Dal presidente di Confagricoltura Ancona, Antonio Trionfi Honorati, uno dei maggiori allevatori della regione, le riflessioni sono però più complesse. “Positivo il fatto che siano state individuate risorse in più – ha sottolineato – praticamente quasi un milione a regione. Ma non è questo che salverà le aziende montane. Non è che per un anno che porti a casa mille euro in più per le tue 20 vacche nei 10 ettari in area montana che salvi l’azienda. Il problema è molto più complicato e l’approccio penso debba essere diverso: il futuro, per una azienda zootecnica in area montana o svantaggiata, non è nella valorizzazione del latte, ma nella capacità di sviluppare altre tipologie di offerte”.

Da dove arrivano i fondi

Ad ogni modo, il dato politico ed economico più rilevante è che l’operazione non ha richiesto nuovi scostamenti di bilancio, ma è il frutto di un’efficiente gestione interna. Agea ha infatti recuperato le economie di spesa registrate all’interno del Piano Strategico della PAC (PSP). L’aspetto fondamentale per l’intero comparto agricolo è il seguente:

  • nessun taglio alle superfici: questo travaso di fondi non ha penalizzato gli agricoltori che beneficiano del sostegno accoppiato a superficie, ai quali è stato comunque garantito il valore massimo previsto;
  • focus sul latte di montagna: le risorse extra sono andate a potenziare soprattutto il comparto del latte bovino nelle zone svantaggiate, traducendosi in un incremento del 14% rispetto ai calcoli della precedente circolare.

L’obiettivo dichiarato è duplice: tutelare la sostenibilità economica delle stalle e, al contempo, garantire il presidio del territorio e il contrasto allo spopolamento delle montagne.
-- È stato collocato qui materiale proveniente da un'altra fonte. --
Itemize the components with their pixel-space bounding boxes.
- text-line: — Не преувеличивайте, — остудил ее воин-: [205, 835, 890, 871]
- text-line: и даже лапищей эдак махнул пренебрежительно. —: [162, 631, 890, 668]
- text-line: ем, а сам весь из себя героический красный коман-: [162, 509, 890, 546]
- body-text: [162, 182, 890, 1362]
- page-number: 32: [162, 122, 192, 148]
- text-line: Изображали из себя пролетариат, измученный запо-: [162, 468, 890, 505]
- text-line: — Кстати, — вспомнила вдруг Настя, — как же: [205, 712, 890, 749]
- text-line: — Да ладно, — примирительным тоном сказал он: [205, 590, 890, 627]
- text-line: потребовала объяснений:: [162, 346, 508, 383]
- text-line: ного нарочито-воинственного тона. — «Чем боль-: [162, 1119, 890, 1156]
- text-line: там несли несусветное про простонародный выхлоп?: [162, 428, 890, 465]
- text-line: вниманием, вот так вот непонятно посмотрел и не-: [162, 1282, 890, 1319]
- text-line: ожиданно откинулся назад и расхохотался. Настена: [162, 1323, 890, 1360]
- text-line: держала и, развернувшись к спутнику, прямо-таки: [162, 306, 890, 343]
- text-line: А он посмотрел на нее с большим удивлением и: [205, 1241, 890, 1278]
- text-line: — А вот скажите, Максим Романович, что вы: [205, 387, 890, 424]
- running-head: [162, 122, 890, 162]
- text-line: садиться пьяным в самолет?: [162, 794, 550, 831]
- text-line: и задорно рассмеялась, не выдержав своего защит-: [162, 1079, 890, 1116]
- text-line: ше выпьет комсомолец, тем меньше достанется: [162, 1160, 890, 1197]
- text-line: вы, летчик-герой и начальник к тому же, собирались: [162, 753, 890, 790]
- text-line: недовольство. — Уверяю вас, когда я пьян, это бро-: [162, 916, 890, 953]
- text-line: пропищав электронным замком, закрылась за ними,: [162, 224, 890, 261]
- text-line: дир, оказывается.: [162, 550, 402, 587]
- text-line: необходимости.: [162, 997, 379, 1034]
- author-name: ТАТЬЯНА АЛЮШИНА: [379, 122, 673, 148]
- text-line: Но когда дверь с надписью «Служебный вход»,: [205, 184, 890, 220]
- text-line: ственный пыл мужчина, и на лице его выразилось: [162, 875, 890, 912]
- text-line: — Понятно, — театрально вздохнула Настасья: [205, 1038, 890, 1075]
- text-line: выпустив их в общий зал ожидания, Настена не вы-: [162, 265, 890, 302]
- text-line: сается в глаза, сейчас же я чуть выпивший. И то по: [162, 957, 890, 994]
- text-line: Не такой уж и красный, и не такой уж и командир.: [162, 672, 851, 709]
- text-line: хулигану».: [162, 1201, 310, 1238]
Aggiornamento importi 2025

La nuova circolare di maggio si inserisce nel più ampio quadro della rideterminazione degli importi unitari per la campagna 2025. Negli ultimi mesi, d’intesa con il Masaf, Agea ha ridefinito le cifre per i saldi definitivi per evitare il rischio di “sotto-soglia”, ovvero la perdita dei fondi europei dovuta al mancato raggiungimento degli importi minimi del Piano Strategico.

Grazie alle rimodulazioni e al recupero di circa 73 milioni di economie dai sostegni a superficie e 1,5 milioni dalla zootecnia, l’Agenzia ha aggiornato i premi accoppiati e i pagamenti per l’Eco-schema 1 (il premio per la riduzione degli antibiotici e il benessere animale, strutturato nei Livelli 1 e 2).

Di seguito, lo schema riassuntivo degli importi definitivi per capo relativi alla zootecnia per la campagna 2025, per tipologia di Premio Accoppiato (Campagna 2025):

  • Vacche da latte in zone montane: € 125,00 (effetto +14% maggio)
  • Vacche da latte (standard): € 67,15
  • Bufale da latte: € 29,70
  • Vacche nutrici (iscritte ai libri genealogici): € 118,22
  • Vacche nutrici (non iscritte): € 66,55
  • Premio macellazione bovini 12-24 mesi: € 57,51
  • Premio macellazione ovicaprini: € 5,91

Nota sugli Eco-schemi: per quanto riguarda l’Eco-schema 1 (Livello 1 per la riduzione degli antibiotici e Livello 2 per il pascolamento/SQNBA), la rideterminazione di Agea ha permesso di blindare i pagamenti, assicurando che nessuna categoria scendesse sotto la soglia minima programmata dal Piano Nazionale, garantendo la sostenibilità delle stalle che hanno investito in sostenibilità.

Prossimi passi per gli allevatori

Gli Organismi Pagatori regionali sono già stati invitati a utilizzare i nuovi importi aggiornati per le procedure di liquidazione dei saldi. Per le aziende agricole si prospetta quindi un’accelerazione delle erogazioni nei prossimi giorni, un’iniezione di liquidità fondamentale per chiudere i bilanci della scorsa campagna e programmare le attività future.